Rush: Permanent Waves

For this latest Rush album the random hand-of-fate (aka: my script) chose "Permanent Waves". This is considered one of Rush's most radio friendly albums and it's clear to see why. "The Spirit of Radio" is a straight-up radio-friendly jam that talks about the optimism of radio while saying that radio has a seedy underbelly. The video that was recently released hits home with this. It's a celebration of the DJs that took a chance on Rush and played their music on the airwaves. In many ways this is one of my favorite Rush songs because of its cheery optimism for rock radio. It's also a fun song to play on the drums.

"Freewill" is one of the other radio-friendly songs on this album and shows up almost weekly on rock radio playlists. It's also in 7/8 time so much like "Take 5" it's one of those odd-meter songs that gets played more than you think it would.

"Jacob's Ladder" is a longer song that shows that Rush isn't about to go quietly into the radio friendly bins.

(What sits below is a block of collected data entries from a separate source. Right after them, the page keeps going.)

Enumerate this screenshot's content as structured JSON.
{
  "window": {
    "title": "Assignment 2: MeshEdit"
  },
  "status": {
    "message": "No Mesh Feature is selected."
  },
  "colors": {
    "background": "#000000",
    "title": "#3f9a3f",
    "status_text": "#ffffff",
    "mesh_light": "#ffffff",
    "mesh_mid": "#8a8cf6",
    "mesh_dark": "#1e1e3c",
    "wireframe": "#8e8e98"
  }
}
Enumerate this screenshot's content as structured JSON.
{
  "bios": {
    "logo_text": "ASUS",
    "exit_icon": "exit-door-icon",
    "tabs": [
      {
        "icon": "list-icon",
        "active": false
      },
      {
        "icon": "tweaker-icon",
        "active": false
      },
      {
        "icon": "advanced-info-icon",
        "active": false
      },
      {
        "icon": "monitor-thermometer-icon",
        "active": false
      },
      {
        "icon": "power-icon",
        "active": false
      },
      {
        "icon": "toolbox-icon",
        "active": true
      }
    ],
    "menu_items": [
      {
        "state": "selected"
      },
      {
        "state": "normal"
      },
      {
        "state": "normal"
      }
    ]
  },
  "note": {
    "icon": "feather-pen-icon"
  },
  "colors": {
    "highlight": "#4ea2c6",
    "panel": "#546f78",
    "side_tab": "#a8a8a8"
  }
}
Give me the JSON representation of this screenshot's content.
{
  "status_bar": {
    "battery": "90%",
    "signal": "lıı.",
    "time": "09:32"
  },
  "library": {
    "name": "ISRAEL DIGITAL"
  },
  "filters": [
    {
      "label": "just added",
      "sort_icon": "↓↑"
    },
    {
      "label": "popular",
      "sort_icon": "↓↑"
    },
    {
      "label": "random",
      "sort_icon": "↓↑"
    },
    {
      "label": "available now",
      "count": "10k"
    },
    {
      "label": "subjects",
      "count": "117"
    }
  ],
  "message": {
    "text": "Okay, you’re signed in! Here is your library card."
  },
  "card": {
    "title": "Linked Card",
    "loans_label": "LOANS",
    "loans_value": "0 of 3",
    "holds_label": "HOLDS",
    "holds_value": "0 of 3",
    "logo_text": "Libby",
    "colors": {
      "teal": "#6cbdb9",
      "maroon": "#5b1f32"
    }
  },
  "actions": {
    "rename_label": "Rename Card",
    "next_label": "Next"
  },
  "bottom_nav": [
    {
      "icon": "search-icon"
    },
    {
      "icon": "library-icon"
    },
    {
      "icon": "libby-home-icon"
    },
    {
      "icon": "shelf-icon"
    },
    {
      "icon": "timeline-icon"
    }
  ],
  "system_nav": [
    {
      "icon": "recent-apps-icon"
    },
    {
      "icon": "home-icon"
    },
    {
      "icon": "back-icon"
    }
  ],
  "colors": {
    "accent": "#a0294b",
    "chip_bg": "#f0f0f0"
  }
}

This song is challenging, both to listen to and to play, but still enjoyable. "Entre Nous" by contrast is a beautiful song about the mysteries we can be to each other and how we all need to take a closer look. "Different Strings" is also a beautiful song with lyrics penned by Geddy Lee rather than Neil Peart. Closing out the album is "Natural Science", one of the last "epic" songs that Rush would record. It hearkens back to the songs "The Fountain of Lamneth", "Bytor and the Snow Dog", and others without being as long and dramatic.

Permanent Waves has always been a favorite album of mine. I even used it as my BBS handle when I needed to select one. Unfortunately some folks thought it was because I have wavy hair, which couldn't be further from the truth. Ah well.

From a drummer perspective this is one of those albums I'll always want to play along. Plenty of challenge but lots of rewarding riffs.o

The journey through Rush's discography continues.